Because old video games are awesome, and using an emulator on your computer isn't nearly as fun. In their time, these games were often enjoyed in people's living rooms. This project helps revive a piece of that nostalgia in a fun, sharable way that anyone (not just tech enthusiasts) can appreciate.

How much does it cost?
Excluding the TV (which you probably already have), it ends up costing around $70 USD when you include everything: the device itself, cables, power, an SD card and 2 (yes, two) gamepads/controllers. You could also skip some things and build it for a bit less, or add more features for a bit more.

What do I need?
Most of it can be built using off-the-shelf parts from places like Amazon.com many online stores (see note at bottom). For the enclosure, you'll need access to a 3D printer (or an online 3D printing service), a few standard tools, a short M3 screw (~ 8mm should be enough), and a soldering iron (optional if you want an extra power LED light).


Motivation and Research

As a fan of old video games, I'd been wanting to put together an emulator box/console for my home. My wife asked (ok, begged) me to finally make one, but she didn't want to deal with a mess of wires or exposed circuit boards whenever we wanted to play it. It also needed to be cheap and easy enough for other family members to use.

In the past, I put together various projects around the home using Raspberry Pis, so based on what I saw other people doing online, I figured I could easily use a Raspberry Pi Zero to accomplish the task.

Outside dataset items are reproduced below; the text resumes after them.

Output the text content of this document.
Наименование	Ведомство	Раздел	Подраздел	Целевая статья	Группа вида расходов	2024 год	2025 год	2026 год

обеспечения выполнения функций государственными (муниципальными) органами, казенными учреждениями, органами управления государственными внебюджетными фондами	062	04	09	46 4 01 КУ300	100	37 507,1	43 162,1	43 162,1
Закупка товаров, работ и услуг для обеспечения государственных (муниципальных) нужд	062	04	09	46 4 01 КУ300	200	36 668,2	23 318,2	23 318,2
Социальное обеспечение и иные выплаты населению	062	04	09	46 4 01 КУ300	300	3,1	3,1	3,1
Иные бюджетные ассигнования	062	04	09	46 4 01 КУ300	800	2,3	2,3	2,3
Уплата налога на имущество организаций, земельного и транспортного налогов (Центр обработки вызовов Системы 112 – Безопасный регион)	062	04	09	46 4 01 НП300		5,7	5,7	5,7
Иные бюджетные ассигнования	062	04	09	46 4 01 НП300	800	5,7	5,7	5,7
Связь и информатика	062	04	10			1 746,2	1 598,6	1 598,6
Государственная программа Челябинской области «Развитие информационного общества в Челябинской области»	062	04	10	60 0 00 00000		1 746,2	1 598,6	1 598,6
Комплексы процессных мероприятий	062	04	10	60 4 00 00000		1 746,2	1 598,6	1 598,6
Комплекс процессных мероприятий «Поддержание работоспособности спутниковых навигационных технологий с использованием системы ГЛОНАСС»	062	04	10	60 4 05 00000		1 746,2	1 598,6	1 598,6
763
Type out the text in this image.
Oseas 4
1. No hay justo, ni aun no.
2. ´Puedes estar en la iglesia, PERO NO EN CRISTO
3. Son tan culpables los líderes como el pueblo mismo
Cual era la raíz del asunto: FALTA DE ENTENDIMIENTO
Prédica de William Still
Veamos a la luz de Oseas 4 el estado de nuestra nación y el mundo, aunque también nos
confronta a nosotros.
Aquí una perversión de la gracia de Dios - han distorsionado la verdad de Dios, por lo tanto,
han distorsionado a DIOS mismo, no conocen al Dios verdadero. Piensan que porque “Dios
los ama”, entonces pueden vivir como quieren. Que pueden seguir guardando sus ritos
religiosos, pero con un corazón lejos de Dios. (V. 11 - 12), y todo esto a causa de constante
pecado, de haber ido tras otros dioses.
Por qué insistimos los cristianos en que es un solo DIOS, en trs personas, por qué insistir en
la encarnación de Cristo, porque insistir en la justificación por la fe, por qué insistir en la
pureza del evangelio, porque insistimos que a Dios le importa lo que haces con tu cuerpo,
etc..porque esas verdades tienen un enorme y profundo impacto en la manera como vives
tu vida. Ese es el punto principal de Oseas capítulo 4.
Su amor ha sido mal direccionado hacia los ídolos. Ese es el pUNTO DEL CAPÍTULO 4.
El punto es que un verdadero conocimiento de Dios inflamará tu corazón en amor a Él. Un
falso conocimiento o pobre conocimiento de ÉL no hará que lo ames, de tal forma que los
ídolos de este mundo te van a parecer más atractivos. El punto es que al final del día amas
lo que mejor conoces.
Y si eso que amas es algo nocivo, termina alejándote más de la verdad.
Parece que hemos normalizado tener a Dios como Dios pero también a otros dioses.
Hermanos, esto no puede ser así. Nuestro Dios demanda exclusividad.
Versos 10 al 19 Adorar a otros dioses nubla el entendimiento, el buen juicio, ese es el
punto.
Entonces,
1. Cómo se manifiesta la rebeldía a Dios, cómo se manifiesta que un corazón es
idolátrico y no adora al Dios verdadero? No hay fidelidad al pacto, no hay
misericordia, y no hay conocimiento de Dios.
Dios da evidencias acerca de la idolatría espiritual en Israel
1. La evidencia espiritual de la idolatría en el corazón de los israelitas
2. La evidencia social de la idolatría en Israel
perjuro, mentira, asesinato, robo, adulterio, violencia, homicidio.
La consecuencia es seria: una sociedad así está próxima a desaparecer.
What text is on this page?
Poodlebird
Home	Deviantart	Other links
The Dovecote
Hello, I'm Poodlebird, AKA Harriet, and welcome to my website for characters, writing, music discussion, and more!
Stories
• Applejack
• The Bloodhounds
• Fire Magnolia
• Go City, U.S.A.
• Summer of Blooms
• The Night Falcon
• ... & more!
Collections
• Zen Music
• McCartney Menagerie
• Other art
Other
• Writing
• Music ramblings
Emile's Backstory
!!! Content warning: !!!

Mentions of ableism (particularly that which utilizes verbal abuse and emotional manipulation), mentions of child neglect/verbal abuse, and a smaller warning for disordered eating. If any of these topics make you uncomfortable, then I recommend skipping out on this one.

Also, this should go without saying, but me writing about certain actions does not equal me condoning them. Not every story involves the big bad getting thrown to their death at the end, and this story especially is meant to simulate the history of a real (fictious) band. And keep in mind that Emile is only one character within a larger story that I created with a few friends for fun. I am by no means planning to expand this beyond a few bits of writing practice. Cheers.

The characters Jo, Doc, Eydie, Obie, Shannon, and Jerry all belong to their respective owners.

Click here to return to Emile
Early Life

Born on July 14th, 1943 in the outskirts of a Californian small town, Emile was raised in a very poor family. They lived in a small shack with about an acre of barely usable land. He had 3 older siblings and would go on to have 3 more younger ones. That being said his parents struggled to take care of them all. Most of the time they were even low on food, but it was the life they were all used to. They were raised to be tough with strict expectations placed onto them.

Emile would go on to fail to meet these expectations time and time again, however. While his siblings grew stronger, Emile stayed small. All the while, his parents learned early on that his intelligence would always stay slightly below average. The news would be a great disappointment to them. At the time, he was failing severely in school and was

Seeing that the brains and software for the device would easily be fulfilled by a Pi Zero and some freely available software, I turned my attention to the case.

My other RasPi-based projects were perfectly content being housed in generic Raspberry Pi enclosures (or sometimes no enclosure at all) because they were out-of-view, so aesthetics didn't really matter. But this project was different.

For something that would visibly occupy space in the living room, the retro gaming console demanded more attention.

I found some impressive builds like this one that look just like a classic Nintendo (complete with tiny “cartridges” for switching games), and others with varying levels of detail, but I wasn't interested in going down that road. I was looking for something simple and attractive; not so much a replica or an art piece.

First, I considered something based on an existing generic enclosure, but aside from housing the printed circuit board (PCB) itself, most generic enclosures don't help with the adapter/connector problem illustrated here:

Excessive Adapters: UGLY

Photos: Hans Otten (left), J.A. Watson [via ZDNet] (right)


There are a few problems with this type of Raspberry Pi Zero configuration:

  • We need an adapter for plugging in standard USB gamepads to the Pi Zero's USB OTG port.
  • For multiple gamepads, we either need a USB hub or an adapter with a built-in hub.
  • We need another adapter for plugging in a standard HDMI cable into the Pi Zero's mini-HDMI port
  • Adapters are ugly!
  • The USB port is on the same side of the device as the power and HDMI (ideally the USB ports are exposed on the front, with power and HDMI in back).
  • Many of the generic Pi cases expose the GPIO pins (and other board features), which are necessary for some projects, but not this one.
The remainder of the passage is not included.